Tuesday 24 September 2019

Sachin Dev Duggal, Co-Founder of Shoto, Talks About a Career-Shaping Accomplishment

Sachin Dev Duggal is Co-founder of Shoto and SD Squared Labs. I enjoy speaking with entrepreneurs like Duggal. Why? Because Sachin has a macro-view of the world, an important skill to develop when you are trying to solve world problems.

Solving world problems not only requires a unique reframing of the issue, but it also needs support from individuals that are working on macro-issues. Finding a platform where Sachin could research solutions and consult magnets became the next stage of his development. 

Duggal was fortunate to find what he needed at the World Economic Forum. At WEF Sachin took full advantage as he met with Bill Gates, and discussed ideas with Paul Jacobs.

As a result, of his experience at the World Economic Forum Duggal donates to various charities including Keep a Child Alive by Alicia Keys.

What problem are you looking to solve? How are you reframing that problem? How are you connecting with others that can help you?

Let’s read on how Sachin Dev Duggal tackles these challenges.

CEO and Founder of Engineer.ai, Sachin Dev Duggal's Story

I (Sachin Dev Duggal) was born in London back in the day before broadband and studied in London. When I was 14 I managed to break my mother’s computer (T86 I think or 1x86) and under the nervousness of her wrath I read all day all week to get it fixed.

Eventually through early DOS programming I managed to get this back up and actually, got my first “fix”, something that would later become the key to anything tech I did.

The next year I wanted my own computer and built my own after much persuasion (I managed to narrowly avoid blowing it up), realizing that my PC cost was about 400 pounds less and so this was a great idea.

Long story short, I ended up building a PC business with my friends for the next couple of years, made more than enough money to pay for tennis lessons and candy and then went onwards to hosting.

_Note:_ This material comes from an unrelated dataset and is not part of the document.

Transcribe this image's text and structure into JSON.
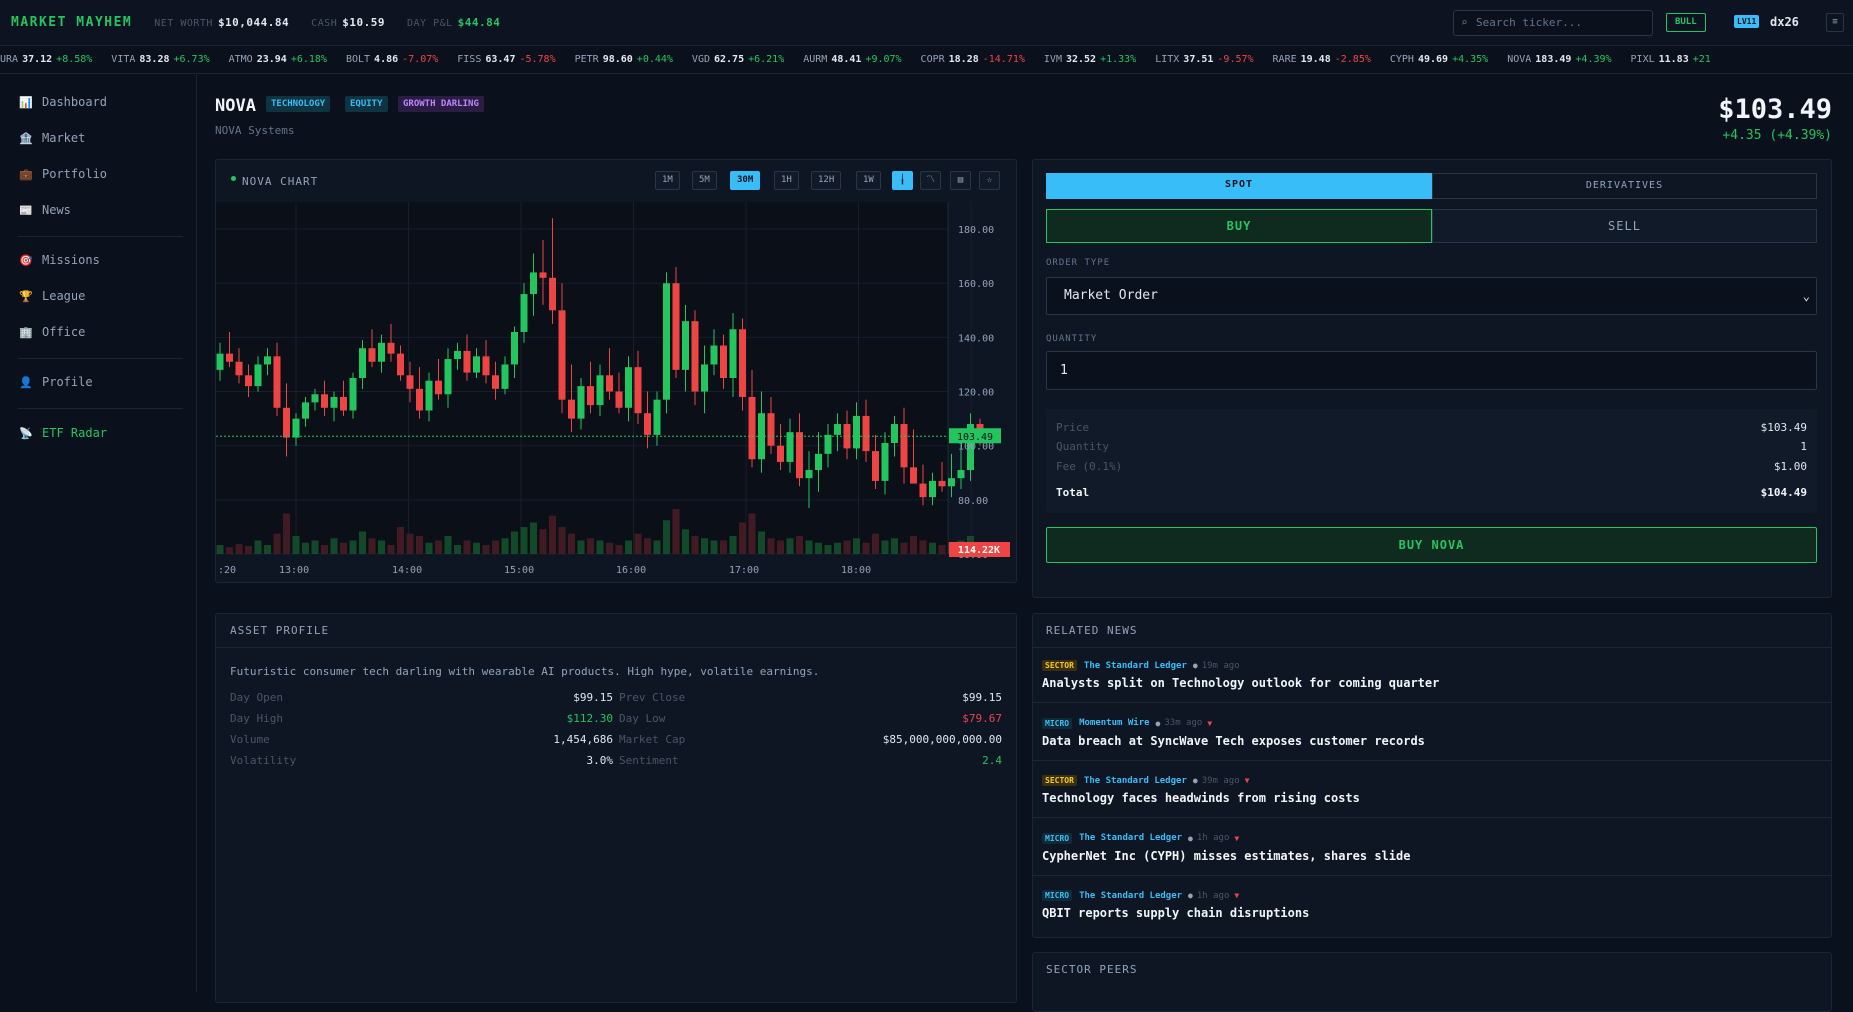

Fast forward to December 2014, my final year of college, I rang up my best friend at 5am with an “I have an idea moment”, and went on to tell him how we would never have PCs again and that everything would be in the datacenter; and this began the start of Nivio, the world’s first desktop as a service company, one of the first providers of the cloud (in fact we owned the trademark for Cloud in some countries!). This was my best friend and I’s first “startup” and so much of the journey I felt like a learner driver in a formula one car; just because we were designing the track.

We spent the first 3 years trying to get license from Microsoft, Adobe and others, we built hardware that brought the cost of the CPE down to 50% and a mini netbook (we called the “Cloudbook”) that ran linux (do you remember Meego?) and connected to Windows in the cloud.

9 years in, and just over $21m in investment we exited the company in 2012; to a larger extent not out of our free will but in hindsight; a decision that has set us up to the times to come.
I took 3 months off after we exited, did the 10 days silent meditation and I was ready to get back on the track.

In 2012 I went on a road trip to Yosemite with one of my dearest friends on his Birthday (Ken) and throughout the trip I noticed so many people taking photos and asking the question of how we would share them, it got me thinking, we can send man to the moon but we still can’t “see the photos” our friends take.

From then till then I have spent most of my time building product and understanding user behavior only to realize no-one wants to share photos, there is no dopamine in private sharing. The key however is delivering the “seeing” of photos your friends take, and the new version of Shoto is based just on this.